特に馬は妊娠に関わらず、長い時間に寝転ぶことがないので今回妊娠末期に至っても通常通り生活していたものと思います。

今回出産した日から逆算すると交配日は昨年畜主の牧場にいた時期になります。

一般的には馬の出産は春だけで季節繁殖動物と認識されていますが、これは人が経済的な理由で交配時期を調整しているだけの話です。つまり、交配時期が遅れて出生が遅れると、同じ年齢の馬でも成長の度合いがかなり違ってきます。遅く生まれた馬はかなりのハンディーを追って成長し能力検査を受けることになるので不利な条件になってしまいます。そのため毎年7月くらいまでに交配を終了することによって出生時期を調整しています。

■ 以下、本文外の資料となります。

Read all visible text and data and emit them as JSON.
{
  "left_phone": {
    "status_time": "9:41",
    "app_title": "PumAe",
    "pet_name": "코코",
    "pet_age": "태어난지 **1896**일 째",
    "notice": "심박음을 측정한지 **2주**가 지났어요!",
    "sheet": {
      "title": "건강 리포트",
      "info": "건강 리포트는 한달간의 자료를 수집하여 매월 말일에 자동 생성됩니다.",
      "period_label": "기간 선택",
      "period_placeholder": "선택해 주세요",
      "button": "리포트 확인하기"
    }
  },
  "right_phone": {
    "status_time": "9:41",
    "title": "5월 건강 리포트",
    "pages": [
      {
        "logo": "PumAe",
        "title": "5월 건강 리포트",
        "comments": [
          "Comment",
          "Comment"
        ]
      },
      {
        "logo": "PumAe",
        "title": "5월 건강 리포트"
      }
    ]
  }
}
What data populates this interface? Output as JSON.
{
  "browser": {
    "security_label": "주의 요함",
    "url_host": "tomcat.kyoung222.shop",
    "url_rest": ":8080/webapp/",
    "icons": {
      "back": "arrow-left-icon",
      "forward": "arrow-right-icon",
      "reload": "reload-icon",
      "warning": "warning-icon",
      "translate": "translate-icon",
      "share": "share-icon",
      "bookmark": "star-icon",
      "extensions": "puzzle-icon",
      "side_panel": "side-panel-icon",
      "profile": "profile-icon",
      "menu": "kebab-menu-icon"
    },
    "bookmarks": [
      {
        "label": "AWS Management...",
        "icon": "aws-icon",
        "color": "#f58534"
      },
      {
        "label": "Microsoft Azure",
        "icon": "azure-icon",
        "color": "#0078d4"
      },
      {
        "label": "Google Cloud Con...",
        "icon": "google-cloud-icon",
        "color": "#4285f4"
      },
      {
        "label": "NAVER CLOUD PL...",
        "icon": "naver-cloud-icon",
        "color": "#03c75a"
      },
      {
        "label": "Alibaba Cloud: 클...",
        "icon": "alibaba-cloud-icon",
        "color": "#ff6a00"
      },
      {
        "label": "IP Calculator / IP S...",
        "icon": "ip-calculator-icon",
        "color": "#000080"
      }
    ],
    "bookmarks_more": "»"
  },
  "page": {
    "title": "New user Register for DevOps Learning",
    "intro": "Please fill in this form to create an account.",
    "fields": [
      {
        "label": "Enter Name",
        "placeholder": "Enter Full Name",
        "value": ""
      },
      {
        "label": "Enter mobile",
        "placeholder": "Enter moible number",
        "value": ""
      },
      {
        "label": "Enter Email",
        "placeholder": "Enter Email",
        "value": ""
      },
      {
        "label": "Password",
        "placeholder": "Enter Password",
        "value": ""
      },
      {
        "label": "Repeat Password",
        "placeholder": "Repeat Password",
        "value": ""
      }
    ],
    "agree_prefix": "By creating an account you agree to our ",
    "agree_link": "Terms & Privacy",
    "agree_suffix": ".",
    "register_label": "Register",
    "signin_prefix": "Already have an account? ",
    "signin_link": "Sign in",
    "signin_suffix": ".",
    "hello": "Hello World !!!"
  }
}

馬は季節繁殖動物ではなく、一年中、性周期が回って発情が来ます。寒くなってくると暖かい時期よりは性周期は回りにくくなりますが、発情は来て交配すると妊娠もできます。今回の競馬場での出産の場合も、通常の交配時期を過ぎた9月に自然交配したものと考えることができます。

それにしても妊娠末期臨月になってから競馬に出走したということは大変つらかったのではないかと心配になってしまいます。